Doctor Aribert Voigt instinctively patted his pockets. Father Morlin told him that it would be better if he took a train to Aleppo. And from there another train to Turkey. The Taurus Express.

‘Why?’

‘To avoid ports and airports. And if the train line is down, which can happen, rent a car with a chauffeur: dollars make miracles.’

‘I already know how to get around.’

‘I doubt that. You arrived in an aeroplane.’

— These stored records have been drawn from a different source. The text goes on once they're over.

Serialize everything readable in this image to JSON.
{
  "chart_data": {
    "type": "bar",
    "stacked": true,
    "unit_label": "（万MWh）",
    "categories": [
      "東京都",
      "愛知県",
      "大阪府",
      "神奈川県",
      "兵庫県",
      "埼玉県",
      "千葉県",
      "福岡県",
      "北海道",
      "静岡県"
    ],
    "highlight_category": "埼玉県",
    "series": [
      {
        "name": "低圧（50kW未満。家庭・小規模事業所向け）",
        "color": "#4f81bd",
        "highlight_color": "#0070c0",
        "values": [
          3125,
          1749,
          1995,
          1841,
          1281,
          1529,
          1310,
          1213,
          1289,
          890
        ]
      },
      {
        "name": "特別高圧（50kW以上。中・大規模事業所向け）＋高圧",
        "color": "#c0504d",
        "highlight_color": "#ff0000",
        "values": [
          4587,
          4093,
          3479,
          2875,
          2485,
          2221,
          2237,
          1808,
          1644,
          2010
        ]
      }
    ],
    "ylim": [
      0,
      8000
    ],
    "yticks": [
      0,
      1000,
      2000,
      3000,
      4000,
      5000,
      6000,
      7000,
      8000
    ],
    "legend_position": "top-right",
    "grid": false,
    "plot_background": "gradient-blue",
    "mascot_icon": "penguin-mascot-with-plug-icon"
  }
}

‘But it was totally secure.’

‘It’s never totally secure. They held you there for a little while.’

‘You don’t think I was followed.’

‘My men made sure you weren’t. And you’ve never seen me in your life.’

‘Obviously I would never put you in any danger, Monsieur Duhamel. I am infinitely grateful to you.’

Up until then he hadn’t unbuttoned his trousers, as if it hadn’t occurred to him. On some sort of fabric belt he wore various small hidden objects. He pulled out a tiny black bag and gave it to Morlin, who loosened the string that closed it. Three large tears of a thousand faces were reflected, multiplied, in the light of the twelve candles. Morlin made the bag disappear among the mysteries of his jellabah while Doctor Voigt buttoned his trousers.